The Belmont Report, is influential in ethical studies on human experiments, and was published in the Federal Register in 1979. The Report was created by the National Commission for the Protection of Human Subjects of Biomedical and Behavioral Research. Its full title is the Belmont Report: Ethical Principles and Guidelines for the Protection of Human Subjects of Research, Report of the National Commission for the Protection of Human Subjects of Biomedical and Behavioral Research.
Belmont emphasizes respect, beneficence, and justice and the importance of informed consent, assessment of risks and benefits, and selection of subjects.
Would the EPA object to the content and intent of the Ethical advisories described above?
Either the EPA is lying about the toxicity of small particle air pollution which is a fraud on the citizens and misconduct in a position of trust.
OR
The EPA is funding and sponsoring and Medical Schools are complicit in unethical and immoral/illegal human experiments.
What’ll it be?

7 thoughts on “EPA, Medical Schools complicit in Unethical and Immoral/Illegal Human Experiments”

  1. As warm humid air leaves the exhaust of an aircraft and contacts the much colder ambient air the water vapor condenses and forms a cloud. Additionally, certain flight surfaces create local low pressure areas which change the dew point of the air in the immediate vicinity and form a cloud. The density, shape, and duration of the artificial cloud is dependent upon the surrounding air’s temperature, humidity, barometric pressure, and velocity. The chemical makeup is identical to any natural cloud.
    The EPA does allow the same stuff to spew out of a car. On cold humid days car exhaust will form a cloud that lingers near the exhaust pipe. Like the aircraft’s contrail, the density of the cloud and the amount of time it hangs depends on the surrounding air’s conditions. This is the same phenomena that causes your own breath to form a cloud when ambient air conditions are right. All that’s required is high humidity, low temperature (near dew point), and very little to no wind. Because air at altitude is generally colder than air at ground level (about 4.4 F per thousand foot) the artificial clouds tend to be denser and last longer.
    Contrails are as old as aviation. There is nothing to suggest that modern trails are different from the contrails of 70 years ago.
    Contrails of B-17s in 1944
    http://en.wikipedia.org/wiki/File:340bs-97bg-b-17s.jpg

  2. you have to do better andree, so what’s your point about chemtrails–are you talking about contrails from jets? if so stuff it, idiot, that mostly just the water vapor and exhaust condensate from jets, that have what are called jets–that make heat and water vapor and contrails.

  3. This has to be one reason for those chemtrails.

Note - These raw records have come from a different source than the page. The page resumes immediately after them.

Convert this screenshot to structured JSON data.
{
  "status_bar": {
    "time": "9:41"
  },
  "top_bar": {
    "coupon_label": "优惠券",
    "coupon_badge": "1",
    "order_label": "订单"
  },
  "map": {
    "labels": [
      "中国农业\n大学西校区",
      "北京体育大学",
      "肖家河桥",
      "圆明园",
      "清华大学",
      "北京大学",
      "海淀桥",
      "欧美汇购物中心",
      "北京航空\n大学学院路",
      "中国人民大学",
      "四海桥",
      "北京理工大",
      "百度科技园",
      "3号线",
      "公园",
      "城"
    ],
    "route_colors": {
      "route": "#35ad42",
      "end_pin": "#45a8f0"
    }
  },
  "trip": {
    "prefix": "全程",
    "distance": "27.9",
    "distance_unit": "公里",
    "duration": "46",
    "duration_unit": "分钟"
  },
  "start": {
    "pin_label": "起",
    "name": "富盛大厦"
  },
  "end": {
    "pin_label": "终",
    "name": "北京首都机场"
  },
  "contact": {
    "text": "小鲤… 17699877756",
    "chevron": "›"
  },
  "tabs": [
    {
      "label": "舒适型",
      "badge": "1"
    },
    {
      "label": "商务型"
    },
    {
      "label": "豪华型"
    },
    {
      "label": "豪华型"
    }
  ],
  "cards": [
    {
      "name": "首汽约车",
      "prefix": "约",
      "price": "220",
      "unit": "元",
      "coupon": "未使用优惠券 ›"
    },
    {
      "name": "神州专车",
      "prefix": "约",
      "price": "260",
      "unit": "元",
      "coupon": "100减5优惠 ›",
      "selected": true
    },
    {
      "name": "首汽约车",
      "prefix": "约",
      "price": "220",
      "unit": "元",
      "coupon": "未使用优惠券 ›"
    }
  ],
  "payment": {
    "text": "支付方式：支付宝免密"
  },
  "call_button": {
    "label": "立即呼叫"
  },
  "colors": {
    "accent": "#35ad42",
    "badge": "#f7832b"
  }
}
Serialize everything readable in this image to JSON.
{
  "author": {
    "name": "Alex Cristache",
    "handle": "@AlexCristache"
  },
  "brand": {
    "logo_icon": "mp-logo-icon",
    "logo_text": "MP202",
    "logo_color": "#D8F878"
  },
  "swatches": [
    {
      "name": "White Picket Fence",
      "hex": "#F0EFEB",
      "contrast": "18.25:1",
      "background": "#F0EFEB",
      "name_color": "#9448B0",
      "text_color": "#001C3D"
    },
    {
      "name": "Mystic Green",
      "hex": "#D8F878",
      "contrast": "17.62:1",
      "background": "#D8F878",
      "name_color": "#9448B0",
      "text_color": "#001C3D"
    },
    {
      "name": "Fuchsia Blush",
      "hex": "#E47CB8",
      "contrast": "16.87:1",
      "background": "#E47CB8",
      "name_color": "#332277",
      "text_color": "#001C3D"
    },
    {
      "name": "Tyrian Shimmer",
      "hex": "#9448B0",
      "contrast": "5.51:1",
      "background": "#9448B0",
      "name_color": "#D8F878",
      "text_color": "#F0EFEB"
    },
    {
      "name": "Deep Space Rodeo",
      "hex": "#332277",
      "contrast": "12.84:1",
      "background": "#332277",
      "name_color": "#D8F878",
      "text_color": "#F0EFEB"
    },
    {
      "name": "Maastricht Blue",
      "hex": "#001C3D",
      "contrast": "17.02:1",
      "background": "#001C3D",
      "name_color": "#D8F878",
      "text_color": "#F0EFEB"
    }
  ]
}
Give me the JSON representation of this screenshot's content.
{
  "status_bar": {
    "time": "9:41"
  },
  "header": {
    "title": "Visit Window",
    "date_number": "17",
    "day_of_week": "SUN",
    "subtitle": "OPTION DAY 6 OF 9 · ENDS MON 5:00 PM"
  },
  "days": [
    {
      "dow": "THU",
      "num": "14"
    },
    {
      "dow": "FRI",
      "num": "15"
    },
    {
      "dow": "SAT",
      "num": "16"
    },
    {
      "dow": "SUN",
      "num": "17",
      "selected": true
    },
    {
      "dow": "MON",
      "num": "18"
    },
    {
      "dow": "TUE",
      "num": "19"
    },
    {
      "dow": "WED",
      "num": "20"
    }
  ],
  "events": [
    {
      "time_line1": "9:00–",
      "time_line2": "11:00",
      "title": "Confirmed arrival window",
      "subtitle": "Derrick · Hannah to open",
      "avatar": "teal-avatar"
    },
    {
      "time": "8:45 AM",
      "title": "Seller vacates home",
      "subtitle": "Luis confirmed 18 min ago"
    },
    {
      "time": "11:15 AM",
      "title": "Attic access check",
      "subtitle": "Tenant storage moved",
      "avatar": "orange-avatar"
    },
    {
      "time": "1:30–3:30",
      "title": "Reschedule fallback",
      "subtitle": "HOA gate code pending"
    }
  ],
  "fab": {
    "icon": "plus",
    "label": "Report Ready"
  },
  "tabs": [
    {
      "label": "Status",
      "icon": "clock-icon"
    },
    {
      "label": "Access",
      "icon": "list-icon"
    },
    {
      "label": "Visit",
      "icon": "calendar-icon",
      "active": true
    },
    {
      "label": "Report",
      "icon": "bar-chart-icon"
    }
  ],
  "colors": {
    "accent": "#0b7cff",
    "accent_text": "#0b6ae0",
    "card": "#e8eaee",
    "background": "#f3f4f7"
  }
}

They have to be put up there deliberately with some kind of evil intent. Otherwise, the EPA would be screaming to high heaven about it. Would they allow your own car to spew out that kind of stuff into the air? Especially stuff that just hangs there?

  4. It is usual in science that when you find something new that you report it in the literature. However, negative findings can be important and by not reporting them the scientific record is incomplete. That the EPA has been funding human experimentation for 20 years and essentially finding nothing to support that air pollution is a killer is noteworthy. Not to report such findings is a dereliction of scientific duty. Surely the scientists doing these experiments sent (private) reports to the EPA. These reports should be made public.

  5. They referred to human exposure testing in the Federal Register: 62 FR 38652, July 18, 1997, and 71 FR 61144, Oct 17, 2006. In 1997 they said they hadn’t found any plausible biological mechanism for fine particulate effects but were not required to wait for the facts. I suppose if no one raises a fuss about it for years, you get away with it?